Their answer?  Live music.

In 1980, The Police released Zenyatta Mondatta and began their climb to world-wide fame. And we’re talking Beatles level of fame. Some time before that, they played at The Galaxy 2000. Really. No, I didn’t see the show. I’d never heard of The Police.

But I had heard of The Monkees. By then, they had broken up and Davy Jones was touring as a solo act and one of his stops was The Galaxy. At that point he was more of a b-list act, maybe even c-list, if there is such a thing. Still, The Galaxy was packed. It was an intimate setting and the show was surprisingly good. Davy could really sing. Between sets, he actually mingled with the audience a little. Then he went into one of the side rooms to relax and shoot some pool. A bunch of fans followed and stood around and watched. I was one of them.
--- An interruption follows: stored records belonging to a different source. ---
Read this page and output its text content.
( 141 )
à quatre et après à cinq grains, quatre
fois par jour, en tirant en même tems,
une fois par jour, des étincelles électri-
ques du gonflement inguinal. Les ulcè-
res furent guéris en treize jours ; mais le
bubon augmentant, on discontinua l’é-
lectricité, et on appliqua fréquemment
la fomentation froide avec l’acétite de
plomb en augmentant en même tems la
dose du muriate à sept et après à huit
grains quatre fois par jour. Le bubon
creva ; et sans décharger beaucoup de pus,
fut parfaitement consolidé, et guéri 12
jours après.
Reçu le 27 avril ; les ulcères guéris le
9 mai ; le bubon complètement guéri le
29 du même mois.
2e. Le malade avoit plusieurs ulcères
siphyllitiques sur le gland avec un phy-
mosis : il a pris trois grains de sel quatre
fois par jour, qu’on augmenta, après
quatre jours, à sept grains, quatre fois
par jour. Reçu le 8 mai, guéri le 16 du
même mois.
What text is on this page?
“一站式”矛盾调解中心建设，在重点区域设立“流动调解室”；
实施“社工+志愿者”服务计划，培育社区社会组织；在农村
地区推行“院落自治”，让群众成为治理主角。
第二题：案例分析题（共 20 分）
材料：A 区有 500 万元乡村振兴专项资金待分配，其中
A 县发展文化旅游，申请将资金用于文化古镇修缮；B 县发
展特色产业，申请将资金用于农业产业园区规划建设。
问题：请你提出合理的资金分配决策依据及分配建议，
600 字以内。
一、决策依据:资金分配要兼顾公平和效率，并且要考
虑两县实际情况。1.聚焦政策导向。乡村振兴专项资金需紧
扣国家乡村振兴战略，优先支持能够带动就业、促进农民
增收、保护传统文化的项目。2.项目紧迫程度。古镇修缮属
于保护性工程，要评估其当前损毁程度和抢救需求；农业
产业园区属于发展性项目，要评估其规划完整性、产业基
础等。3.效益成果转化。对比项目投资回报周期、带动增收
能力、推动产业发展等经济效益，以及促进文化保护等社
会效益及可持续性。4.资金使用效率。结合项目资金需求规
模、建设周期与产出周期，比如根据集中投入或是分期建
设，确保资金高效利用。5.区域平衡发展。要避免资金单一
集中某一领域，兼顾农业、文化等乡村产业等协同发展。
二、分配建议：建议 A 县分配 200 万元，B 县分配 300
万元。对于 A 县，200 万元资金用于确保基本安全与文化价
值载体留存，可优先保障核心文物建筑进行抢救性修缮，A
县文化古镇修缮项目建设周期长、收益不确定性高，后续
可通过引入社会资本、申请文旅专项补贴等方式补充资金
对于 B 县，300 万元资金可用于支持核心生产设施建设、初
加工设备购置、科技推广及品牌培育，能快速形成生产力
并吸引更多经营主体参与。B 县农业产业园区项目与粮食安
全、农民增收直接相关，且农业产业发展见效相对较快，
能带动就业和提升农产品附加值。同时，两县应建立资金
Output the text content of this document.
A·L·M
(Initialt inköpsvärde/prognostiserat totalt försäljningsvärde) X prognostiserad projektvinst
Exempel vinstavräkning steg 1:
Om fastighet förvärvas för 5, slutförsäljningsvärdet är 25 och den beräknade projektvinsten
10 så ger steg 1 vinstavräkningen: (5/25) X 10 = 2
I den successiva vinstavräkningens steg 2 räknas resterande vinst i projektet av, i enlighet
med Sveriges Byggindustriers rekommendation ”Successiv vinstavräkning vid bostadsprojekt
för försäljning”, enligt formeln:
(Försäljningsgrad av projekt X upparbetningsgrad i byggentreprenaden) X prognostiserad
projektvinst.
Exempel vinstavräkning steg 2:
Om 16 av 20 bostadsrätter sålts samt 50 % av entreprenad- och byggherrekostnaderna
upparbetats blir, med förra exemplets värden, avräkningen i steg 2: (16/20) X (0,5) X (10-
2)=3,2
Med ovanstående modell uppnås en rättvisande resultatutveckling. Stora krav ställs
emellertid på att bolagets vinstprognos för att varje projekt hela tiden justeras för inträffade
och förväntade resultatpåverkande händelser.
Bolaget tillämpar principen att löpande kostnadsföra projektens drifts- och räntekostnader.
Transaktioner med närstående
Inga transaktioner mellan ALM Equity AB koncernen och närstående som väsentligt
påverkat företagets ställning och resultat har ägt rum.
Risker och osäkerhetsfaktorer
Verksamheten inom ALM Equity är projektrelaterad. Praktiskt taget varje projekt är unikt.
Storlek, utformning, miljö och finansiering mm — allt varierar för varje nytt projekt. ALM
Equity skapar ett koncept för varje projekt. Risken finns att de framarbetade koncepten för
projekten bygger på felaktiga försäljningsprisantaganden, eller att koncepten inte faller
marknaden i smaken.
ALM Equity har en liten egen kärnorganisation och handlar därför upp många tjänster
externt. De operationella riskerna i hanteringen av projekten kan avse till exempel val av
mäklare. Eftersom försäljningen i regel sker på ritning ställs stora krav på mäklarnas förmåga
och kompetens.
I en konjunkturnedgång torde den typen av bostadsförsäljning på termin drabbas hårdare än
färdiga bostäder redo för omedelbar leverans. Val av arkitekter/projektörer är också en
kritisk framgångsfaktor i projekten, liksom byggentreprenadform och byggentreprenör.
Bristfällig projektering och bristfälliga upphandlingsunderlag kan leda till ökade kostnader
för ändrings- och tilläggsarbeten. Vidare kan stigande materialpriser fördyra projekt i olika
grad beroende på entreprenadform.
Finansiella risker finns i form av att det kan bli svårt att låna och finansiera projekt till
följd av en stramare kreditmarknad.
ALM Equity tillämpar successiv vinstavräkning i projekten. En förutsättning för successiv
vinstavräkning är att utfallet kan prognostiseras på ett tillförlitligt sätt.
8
He walked around the table, looking for his best shot. Then he stopped in front of me and studied the balls on the table. He lined up the shot. It was a tricky kiss off the bumper to the corner pocket. The place went quiet. He pulled a couple of practice strokes and then softly struck the cue ball. It traveled slowly over the felt and hit the bumper and ball at the same time, nudging  it toward the pocket. And then it dropped.

“Nice shot,” I said.

He turned and looked at me with that famous Davy Jones smile and said, “Thanks.”

True story. All of it.

Yeah, that’s it. Not a deep conversation. Pretty much the typical brush with fame story people like to tell.  Really, it means nothing.

I once met Stephen Dubner, co-author of Freakonomics.  I had a similarly brief conversation. It meant nothing.

Real conversations and real connections take time.  They take people who are willing to put themselves out there and exchange thoughts and ideas. That’s what I love about talking to you guys who read what I write. We have real conversations. We make great connections.

Thank you for that.  It means more than you know.